Resta saber quantas pessoas levaram telemóvel e que medidas as autoridades "tomaram ou não" para impedir a multiplicação das filmagens, como, aliás, salientava Paris, ontem, através de um porta-voz. "Lamentável" tudo isto, adiantou.
De Paris, também as palavras de Nicolas Sarkozy, ministro do Interior e candidato da direita às presidenciais de Abril, em artigo de opinião publicado no jornal Le Monde: a morte de Saddam - "um dos maiores criminosos da História", "o ditador que tinha mais sangue nas mãos do que qualquer outra pessoa no mundo" - "foi um erro". "O Iraque ter-se-ia engrandecido não executando aquele que tanto o fez sofrer."

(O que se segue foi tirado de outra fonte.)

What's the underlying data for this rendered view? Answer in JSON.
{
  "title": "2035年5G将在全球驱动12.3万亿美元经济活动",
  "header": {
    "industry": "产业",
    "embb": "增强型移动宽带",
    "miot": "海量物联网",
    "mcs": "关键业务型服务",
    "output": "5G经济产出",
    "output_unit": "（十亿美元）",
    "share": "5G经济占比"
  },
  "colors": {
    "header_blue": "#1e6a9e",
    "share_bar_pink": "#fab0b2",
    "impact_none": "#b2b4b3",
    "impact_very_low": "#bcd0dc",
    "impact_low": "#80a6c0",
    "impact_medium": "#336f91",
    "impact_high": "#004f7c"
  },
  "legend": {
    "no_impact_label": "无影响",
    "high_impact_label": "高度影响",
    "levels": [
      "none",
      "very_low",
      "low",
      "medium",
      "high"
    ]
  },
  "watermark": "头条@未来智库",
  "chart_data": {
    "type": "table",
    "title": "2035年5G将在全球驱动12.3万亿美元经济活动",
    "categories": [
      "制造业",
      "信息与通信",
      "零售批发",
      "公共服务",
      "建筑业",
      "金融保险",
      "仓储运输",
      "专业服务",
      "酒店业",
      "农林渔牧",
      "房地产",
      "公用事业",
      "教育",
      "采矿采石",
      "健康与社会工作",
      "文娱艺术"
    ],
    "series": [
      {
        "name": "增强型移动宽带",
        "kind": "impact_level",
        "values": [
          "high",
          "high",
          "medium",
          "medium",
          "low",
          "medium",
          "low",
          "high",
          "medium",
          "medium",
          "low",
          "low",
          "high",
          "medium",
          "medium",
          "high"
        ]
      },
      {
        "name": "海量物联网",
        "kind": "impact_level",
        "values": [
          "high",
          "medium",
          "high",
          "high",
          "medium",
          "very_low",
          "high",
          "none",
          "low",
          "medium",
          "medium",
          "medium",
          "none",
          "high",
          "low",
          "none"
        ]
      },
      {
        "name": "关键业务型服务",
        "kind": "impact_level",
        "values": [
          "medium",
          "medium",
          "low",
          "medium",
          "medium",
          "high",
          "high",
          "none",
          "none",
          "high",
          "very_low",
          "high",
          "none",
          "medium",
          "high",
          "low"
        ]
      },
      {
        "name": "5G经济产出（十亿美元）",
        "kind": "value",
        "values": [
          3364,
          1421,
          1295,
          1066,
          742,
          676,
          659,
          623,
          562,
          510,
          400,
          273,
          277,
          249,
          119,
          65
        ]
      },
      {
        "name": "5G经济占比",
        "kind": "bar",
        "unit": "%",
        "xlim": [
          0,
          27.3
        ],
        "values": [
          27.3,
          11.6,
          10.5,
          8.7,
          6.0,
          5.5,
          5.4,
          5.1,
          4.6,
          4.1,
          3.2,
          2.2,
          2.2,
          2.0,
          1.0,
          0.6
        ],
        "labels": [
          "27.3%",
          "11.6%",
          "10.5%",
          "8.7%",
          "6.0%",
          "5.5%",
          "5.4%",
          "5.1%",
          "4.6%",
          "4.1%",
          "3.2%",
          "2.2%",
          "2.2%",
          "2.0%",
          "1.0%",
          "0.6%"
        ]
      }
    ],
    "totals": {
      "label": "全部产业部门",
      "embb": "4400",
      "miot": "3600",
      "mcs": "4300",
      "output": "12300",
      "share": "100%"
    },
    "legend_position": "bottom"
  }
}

Entende-se porquê. O antigo braço direito de Saddam, Ezzat Ibrahim, já apelou à formação de uma "frente de resistência" para "libertar" o Iraque de americanos, ingleses, "sionistas e persas" (israelitas e iranianos). "Juro prosseguir a jihad sagrada, acentuá-la e prolongá-la até à libertação total da nossa pátria."
Menos incendiário, o francês Emmanuel Ludot, um dos advogados de Saddam, pediu à ONU a criação de uma comissão de inquérito às condições que rodearam a execução.
E, após três dias de isolamento, os acessos a Tikrit, cidade de Saddam Hussein, foram reabertos à circulação automóvel, ontem, permitindo que correligionários do antigo presidente, vindos de vários pontos do país, lhe prestem o último tributo.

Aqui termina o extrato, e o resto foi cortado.